SÃO PAULO - Pelo segundo dia seguido o dólar perdeu valor ante o real. As vendas aconteceram em meio a uma rodada mundial de desvalorização da divisa norte-americana depois que o Federal Reserve (Fed), banco central dos EUA, derrubou a taxa de juros do país para próximo de zero.

Valor Online |

Depois de testar R$ 2,390 na máxima do dia, as vendas acabaram prevalecendo e o dólar comercial fechou negociado a R$ 2,345 na compra e R$ 2,347 na venda, queda de 1,05%.

Na roda de "pronto" da Bolsa de Mercadorias e Futuros (BM & F), a moeda perdeu 0,80%, fechando a R$ 2,351. O giro financeiro somou US$ 186,5 milhões.

Para o sócio-gestor da Paraty Investimentos, Rodrigo Donato, em comparação com outras moedas, tanto de mercados desenvolvidos quanto de emergentes, o movimento de valorização do real foi pouco expressivo.

Para efeito de comparação, o dólar teve a maior baixa ante o euro desde a estréia da moeda comum em 1999, caindo mais de 3%. Em comparação ao iene, a relação de troca é a menor em 13 anos.

Segundo o especialista, tal comportamento do mercado de câmbio brasileiro deriva de fatores técnicos, como a maior procura por dólar no patamar de R$ 2,30, e também da falta de moeda disponível no mercado.

Para Donato, os dados sobre o fluxo cambial na semana passada também colocaram um pouco mais de cautela nos investidores, pois indicam que as remessas ainda podem aumentar um pouco.

Segundo o Banco Central, as saídas superaram as entradas em US$ 2,16 bilhões na semana encerrada dia 12 de dezembro. Até o final da primeira semana do mês o resultado da conta apontava para entrada de US$ 7 milhões.

Ainda de acordo com Donato, outro ponto a colocar pressão sobe a taxa de câmbio é a existência de empresas com passivos cambiais. É perceptível que quando o dólar se aproxima de R$ 2,3 os detentores de tais posições tentam se zerar.

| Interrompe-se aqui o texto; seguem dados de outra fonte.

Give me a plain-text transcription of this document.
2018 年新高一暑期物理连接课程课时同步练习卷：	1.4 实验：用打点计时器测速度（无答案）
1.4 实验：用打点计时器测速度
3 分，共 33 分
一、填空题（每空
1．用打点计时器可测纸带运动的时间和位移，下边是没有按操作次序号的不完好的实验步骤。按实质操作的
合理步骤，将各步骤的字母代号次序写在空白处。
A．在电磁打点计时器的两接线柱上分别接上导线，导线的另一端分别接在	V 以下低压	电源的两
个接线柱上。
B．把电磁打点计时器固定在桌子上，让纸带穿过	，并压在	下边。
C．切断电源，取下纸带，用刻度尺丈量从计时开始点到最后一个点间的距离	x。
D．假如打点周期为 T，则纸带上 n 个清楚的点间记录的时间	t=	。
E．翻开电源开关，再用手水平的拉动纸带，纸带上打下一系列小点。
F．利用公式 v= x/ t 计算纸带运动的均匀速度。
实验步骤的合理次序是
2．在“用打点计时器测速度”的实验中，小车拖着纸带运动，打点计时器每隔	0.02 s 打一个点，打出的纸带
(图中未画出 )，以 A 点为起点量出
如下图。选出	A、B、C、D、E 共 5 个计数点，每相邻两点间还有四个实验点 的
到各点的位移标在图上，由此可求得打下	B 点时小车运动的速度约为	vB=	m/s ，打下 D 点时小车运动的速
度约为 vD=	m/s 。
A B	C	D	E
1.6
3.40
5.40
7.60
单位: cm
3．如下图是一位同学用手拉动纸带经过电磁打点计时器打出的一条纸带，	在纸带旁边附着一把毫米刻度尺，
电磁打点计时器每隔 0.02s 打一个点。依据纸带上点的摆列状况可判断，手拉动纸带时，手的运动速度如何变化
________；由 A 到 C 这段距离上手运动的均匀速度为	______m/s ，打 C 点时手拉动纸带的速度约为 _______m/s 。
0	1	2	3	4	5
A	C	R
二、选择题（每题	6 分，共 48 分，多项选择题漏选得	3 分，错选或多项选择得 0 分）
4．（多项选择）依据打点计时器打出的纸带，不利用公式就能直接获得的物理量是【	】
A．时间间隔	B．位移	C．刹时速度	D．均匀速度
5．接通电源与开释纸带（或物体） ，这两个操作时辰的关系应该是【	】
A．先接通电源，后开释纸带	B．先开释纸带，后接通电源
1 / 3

O Banco Central manteve as atuações diárias no mercado à vista e vendeu moeda a R$ 2,354 por volta das 12h30. Outras duas operações aconteceram hoje. O BC colocou US$ 500 milhões via leilão de linha, no qual oferta moeda com compromisso de recompra, e rolou US$ 1,01 bilhão em contratos de swap que vencem em janeiro de 2009. Ainda hoje o BC sonda o mercado para verificar as condições e demanda e continuar rolando esses swaps.